Thomas Charles McDermott, who was at the head of the Mohawk Valley Brick & Supply Company, at the time of his death, was born in Utica, New York, December 22, 1870, his parents being Bernard and Mary (Hickey) McDermott. His education was obtained as a public school pupil in his native city. Prior to incorporating the brick company of which he became president he conducted an extensive business as a contractor of Utica, erecting many of the large and important structures of the city. Among the numerous edifices which stand as monuments to his skill may be mentioned the Crouse building, the Academy, the Mandeville Street school, the Thorn Memorial church and the warehouse of the Skenandoa Cotton Company. As president and treasurer of the Mohawk Valley Brick & Supply Company he developed a business of extensive proportions and gained a position among the prominent and prosperous manufacturers of his native city.
The plant of the Mohawk Valley Brick & Supply Company, Incorporated, is situated on the outskirts of the city of Utica and covers twenty-seven acres of land. The company, which was incorporated in 1906 with Thomas Charles McDermott as president and treasurer, furnishes employment to forty men and has a brickyard of forty-two thousand capacity. There are three drying kilns. The plant, which is modern in every particular, is conducted throughout by electricity supplied by the Utica Gas & Electric Company. The most efficient and up-to-date methods are utilized in every process of manufacture from the raw material, which includes digging the clay and moulding and drying the brick. The output of the company, which includes building supplies of every description, is shipped to all parts of the Mohawk valley. The firm produces every kind of brick used in building and has a patent on a particular hollow brick of its own.

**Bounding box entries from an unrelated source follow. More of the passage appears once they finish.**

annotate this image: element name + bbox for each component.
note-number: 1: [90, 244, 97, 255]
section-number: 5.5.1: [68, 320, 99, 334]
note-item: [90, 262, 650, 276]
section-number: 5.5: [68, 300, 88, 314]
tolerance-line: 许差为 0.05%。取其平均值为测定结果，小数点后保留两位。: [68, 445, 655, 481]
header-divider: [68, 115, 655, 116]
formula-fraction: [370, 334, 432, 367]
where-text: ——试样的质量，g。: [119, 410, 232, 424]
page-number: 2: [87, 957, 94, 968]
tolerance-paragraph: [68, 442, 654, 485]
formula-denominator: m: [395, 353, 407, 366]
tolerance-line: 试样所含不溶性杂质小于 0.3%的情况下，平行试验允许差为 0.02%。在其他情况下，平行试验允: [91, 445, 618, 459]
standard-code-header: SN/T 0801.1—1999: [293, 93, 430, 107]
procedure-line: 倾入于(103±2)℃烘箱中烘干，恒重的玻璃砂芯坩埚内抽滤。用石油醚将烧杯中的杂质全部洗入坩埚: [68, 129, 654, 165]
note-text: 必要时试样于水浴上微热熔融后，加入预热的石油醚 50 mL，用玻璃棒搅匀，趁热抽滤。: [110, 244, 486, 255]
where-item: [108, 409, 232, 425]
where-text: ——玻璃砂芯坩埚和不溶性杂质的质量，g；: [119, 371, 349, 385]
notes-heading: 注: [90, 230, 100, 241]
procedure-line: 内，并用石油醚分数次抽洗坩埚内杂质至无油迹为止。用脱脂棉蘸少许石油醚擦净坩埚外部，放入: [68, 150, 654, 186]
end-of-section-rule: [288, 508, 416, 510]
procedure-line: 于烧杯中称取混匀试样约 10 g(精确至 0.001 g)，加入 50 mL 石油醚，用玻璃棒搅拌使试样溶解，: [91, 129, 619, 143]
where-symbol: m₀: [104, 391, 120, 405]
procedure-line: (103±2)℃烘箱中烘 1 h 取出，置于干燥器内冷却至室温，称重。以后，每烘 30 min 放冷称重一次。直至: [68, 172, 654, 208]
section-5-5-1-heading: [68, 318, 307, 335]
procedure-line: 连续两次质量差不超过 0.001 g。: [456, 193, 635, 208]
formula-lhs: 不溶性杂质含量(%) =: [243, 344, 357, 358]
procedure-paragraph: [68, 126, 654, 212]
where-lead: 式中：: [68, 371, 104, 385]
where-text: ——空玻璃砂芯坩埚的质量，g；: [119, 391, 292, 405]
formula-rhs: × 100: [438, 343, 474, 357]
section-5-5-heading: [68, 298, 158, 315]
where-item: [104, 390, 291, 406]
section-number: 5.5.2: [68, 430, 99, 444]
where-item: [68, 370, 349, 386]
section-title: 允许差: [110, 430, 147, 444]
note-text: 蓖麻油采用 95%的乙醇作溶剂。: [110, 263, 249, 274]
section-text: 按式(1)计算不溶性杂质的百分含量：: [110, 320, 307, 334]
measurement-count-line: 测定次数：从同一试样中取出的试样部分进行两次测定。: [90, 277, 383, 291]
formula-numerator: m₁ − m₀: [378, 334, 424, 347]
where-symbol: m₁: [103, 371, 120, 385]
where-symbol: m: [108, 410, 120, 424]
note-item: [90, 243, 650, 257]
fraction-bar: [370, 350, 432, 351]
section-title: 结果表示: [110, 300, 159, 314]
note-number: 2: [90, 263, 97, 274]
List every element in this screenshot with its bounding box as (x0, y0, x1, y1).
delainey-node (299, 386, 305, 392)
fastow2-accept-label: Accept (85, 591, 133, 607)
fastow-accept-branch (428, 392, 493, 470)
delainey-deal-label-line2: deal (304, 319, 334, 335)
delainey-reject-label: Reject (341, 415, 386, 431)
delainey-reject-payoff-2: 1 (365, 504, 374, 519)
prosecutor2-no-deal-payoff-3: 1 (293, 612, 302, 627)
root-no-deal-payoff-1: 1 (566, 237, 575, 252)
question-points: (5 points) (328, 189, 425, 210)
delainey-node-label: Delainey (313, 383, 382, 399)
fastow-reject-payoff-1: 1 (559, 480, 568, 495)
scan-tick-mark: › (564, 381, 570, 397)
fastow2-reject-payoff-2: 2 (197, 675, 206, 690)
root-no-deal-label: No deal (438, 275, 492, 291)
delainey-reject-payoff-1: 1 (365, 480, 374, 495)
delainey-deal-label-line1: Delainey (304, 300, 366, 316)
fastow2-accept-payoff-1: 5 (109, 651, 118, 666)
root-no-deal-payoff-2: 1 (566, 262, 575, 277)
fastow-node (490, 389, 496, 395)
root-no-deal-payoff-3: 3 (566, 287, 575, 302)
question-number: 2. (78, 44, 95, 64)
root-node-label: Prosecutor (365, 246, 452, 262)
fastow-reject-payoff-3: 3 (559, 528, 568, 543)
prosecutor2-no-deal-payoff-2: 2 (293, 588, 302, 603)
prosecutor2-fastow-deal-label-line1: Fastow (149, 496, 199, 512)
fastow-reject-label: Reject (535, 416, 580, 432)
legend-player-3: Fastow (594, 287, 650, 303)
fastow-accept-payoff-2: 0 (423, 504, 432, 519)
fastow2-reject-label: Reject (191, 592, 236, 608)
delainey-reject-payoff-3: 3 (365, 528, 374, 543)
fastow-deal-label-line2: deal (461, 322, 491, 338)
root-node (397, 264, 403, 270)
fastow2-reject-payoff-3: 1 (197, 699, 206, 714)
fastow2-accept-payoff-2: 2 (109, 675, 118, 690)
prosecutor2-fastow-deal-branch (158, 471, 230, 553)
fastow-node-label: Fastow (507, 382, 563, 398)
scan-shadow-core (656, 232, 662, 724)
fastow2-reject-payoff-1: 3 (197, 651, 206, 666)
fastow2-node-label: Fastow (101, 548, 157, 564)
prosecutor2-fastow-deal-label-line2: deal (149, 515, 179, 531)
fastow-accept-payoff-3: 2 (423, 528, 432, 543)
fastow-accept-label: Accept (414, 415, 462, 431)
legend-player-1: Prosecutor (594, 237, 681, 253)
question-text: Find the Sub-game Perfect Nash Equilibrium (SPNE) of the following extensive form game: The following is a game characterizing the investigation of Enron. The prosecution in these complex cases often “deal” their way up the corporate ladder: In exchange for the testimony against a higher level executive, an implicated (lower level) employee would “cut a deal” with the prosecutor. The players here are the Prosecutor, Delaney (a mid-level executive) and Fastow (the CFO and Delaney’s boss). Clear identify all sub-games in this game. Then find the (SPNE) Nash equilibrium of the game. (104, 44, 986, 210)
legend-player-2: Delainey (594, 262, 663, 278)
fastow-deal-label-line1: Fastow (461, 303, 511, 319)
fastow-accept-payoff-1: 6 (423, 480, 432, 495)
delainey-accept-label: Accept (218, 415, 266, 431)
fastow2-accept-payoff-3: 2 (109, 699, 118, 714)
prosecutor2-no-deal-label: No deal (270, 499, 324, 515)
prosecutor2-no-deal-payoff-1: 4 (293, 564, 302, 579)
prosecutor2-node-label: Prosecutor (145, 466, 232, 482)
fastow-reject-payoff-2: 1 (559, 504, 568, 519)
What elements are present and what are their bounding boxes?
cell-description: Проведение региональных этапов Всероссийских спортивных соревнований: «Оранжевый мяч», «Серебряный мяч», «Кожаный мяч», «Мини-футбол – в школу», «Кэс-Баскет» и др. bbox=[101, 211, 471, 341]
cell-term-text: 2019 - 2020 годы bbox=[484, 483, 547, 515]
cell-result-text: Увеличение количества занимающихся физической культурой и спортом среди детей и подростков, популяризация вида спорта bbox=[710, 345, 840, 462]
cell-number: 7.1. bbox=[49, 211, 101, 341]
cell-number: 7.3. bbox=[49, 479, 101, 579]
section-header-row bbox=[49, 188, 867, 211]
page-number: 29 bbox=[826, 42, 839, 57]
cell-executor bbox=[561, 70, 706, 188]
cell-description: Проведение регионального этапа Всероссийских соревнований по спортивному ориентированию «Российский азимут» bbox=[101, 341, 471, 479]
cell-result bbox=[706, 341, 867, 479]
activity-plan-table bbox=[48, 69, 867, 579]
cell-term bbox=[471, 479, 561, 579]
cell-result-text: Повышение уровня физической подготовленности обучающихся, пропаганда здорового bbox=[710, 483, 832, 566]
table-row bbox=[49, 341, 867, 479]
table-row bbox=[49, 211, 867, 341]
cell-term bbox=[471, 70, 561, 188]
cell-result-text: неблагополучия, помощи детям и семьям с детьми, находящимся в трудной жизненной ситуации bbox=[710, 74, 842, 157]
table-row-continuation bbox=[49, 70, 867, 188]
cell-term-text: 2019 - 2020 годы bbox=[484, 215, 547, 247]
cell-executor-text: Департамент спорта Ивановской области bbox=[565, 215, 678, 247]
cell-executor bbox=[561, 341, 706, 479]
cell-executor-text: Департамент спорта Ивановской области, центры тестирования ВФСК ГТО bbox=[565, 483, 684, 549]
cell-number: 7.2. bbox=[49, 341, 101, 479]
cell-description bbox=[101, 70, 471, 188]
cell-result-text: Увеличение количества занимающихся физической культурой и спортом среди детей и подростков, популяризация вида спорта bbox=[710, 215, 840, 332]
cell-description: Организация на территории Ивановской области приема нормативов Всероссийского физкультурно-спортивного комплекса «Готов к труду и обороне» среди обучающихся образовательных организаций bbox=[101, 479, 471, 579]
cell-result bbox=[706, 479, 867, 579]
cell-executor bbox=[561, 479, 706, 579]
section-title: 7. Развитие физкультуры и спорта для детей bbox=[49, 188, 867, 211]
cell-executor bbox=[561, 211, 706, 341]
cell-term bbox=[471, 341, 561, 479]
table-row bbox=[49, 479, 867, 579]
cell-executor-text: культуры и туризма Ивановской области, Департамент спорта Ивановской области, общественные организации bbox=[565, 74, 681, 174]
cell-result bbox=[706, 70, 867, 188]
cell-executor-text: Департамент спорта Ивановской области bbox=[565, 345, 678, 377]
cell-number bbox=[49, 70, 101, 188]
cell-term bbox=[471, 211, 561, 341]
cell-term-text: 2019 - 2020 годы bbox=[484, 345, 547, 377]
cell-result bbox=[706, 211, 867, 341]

Mr. McDermott had been married twice, his first union being with Miss Ada Murphy, who passed away in 1903, leaving a son, Thomas Edward. For his second wife Mr. McDermott married Miss Edith McIntosh of Montreal, Canada, and they became the parents of three daughters: Mary Mildred, Anna Kathleen and Mary Edith. Thomas C. McDermott passed away on April 18, 1924, of lobar pneumonia, after an illness of ten days.